One of the primary reasons organizations and individuals adopt cloud applications is to take local devices—PCs, tablets and smartphones—out of the security equation. Unfortunately, life is not quite that simple. Adopting software-as-a-service applications can reduce the impact of local device corruption, but it does not eliminate the risks that your computer or mobile device can pose to your cloud data.
The first and most obvious example of local security breaches affecting your cloud data is the presence of a keylogger trojan, a form of malware that covertly records every keystroke you input on your device and transmits those records to a malicious third party. Reviewing your keystroke logs can reveal your usernames and passwords to all your cloud services, to say nothing of exposing credit card numbers or personal details that can be used to instigate an identity theft. A compromised device can offer a hacker the keys to your cloud kingdom, with you none the wiser until it is too late.
Moreover, the separation between cloud data and local data is not so absolute as it would first appear. File-syncing programs like DropBox, Box, or Google Drive connect a folder on your local device and replicate its contents to the cloud, which in turn replicates those contents back down to any other device where you maintain an equivalent file-sync account. As such, corruption of a local version of the data in your file-sync folder could be copied to the cloud and, from there, everywhere.
Worse still, ransomware—malware programs that encrypt data on your local device and will decrypt it only for some extorted sum—are ideally suited to prey upon file-sync systems. Look no further than the CryptoLocker outbreak in 2014 for a prime example of ransomware attacking cloud-based file syncing services.
Below, we outline three basic tactics for preventing and mitigating the effects of local device corruption on your cloud data.
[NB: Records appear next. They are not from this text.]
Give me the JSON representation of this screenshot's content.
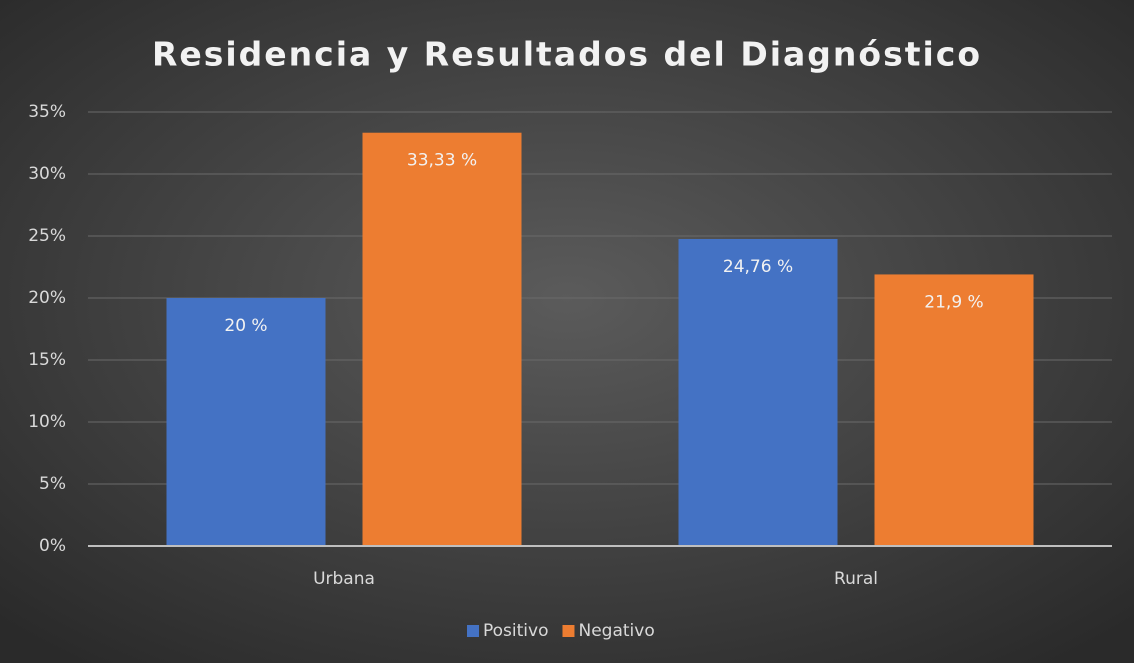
{
  "chart_data": {
    "type": "bar",
    "title": "Residencia y Resultados del Diagnóstico",
    "categories": [
      "Urbana",
      "Rural"
    ],
    "series": [
      {
        "name": "Positivo",
        "color": "#4472c4",
        "values": [
          20,
          24.76
        ],
        "value_labels": [
          "20 %",
          "24,76 %"
        ]
      },
      {
        "name": "Negativo",
        "color": "#ed7d31",
        "values": [
          33.33,
          21.9
        ],
        "value_labels": [
          "33,33 %",
          "21,9 %"
        ]
      }
    ],
    "ylim": [
      0,
      35
    ],
    "yticks": [
      {
        "value": 0,
        "label": "0%"
      },
      {
        "value": 5,
        "label": "5%"
      },
      {
        "value": 10,
        "label": "10%"
      },
      {
        "value": 15,
        "label": "15%"
      },
      {
        "value": 20,
        "label": "20%"
      },
      {
        "value": 25,
        "label": "25%"
      },
      {
        "value": 30,
        "label": "30%"
      },
      {
        "value": 35,
        "label": "35%"
      }
    ],
    "grid": true,
    "legend": "bottom"
  }
}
The old tricks are often still the best ones; every computer or mobile device needs some form of anti-malware application running at all times. Anti-malware programs—formerly known as antivirus programs—can inoculate your local devices against any of the most common and most of the more dangerous forms of malicious software running in the wild. A professional-grade anti-malware suite protects against conventional viruses designed to damage your data, as well as spyware programs designed to steal information from your system. Anti-malware is your first line of defense against local device corruption.
Timely Software Updates
To further the inoculation analogy, vaccines are only effective if kept current, and anti-malware systems are only useful if their databases are properly maintained. Anti-malware works by comparing all incoming data to a list of digital signatures known to correlate with documented examples of malware. New types of malicious software are developed every minute, so it behooves you to keep your anti-malware suite up to date.
That said, anti-malware systems can only screen for known viruses, spyware programs and the like. All malware takes advantage of vulnerabilities in software—known technically as exploits—but every form of malware leverages these exploits in slightly different ways. Thus, an even better defense against malware is to keep your core software up to date, particularly your operating system. These updates close the exploits that malware uses to prey on your local devices, stopping a whole range of viruses, worms and trojans before your anti-malware even needs to worry about them. Keeping all your software up to date—not just your antimalware suite—is your best defense against local device corruption.
Unfortunately, no amount of vigilant software maintenance can keep your local device completely safe from corruption from malware. Zero day exploits are vulnerabilities that are so new, software developers either aren’t aware of them, or haven’t yet determined how to correct them. Hackers can discover and utilize zero-day exploits to invade and corrupt your local systems before any software-based defense can be mustered. Zero-day exploits are both so powerful and so common that an entire black market has emerged around their development and sale.
The only real defense for your cloud data against a zero-day exploit is cloud-to-cloud backup.
A backup represents an independent, third-party copy of your cloud data that is not and cannot be accessed in the same manner as your frontline, in-production software. That means it’s safely removed from any zero-day exploits applied to your local software on your local device. A backup can restore the data that a zero-day exploit makes it impossible to defend.
Cloud-to-cloud backup means that all the same reasons you entrusted your primary data to the cloud—hardware redundancy, ease of access, centralized management—now also benefit your backup and recovery solutions. Cloud-to-cloud backup is the third and most vital aspect of any plan to defend your SaaS data from local device corruption.
Put more simply, a combination of anti-malware, vigilant software updates and cloud-to-cloud backup is the most incorruptible design for a SaaS backup and recovery plan.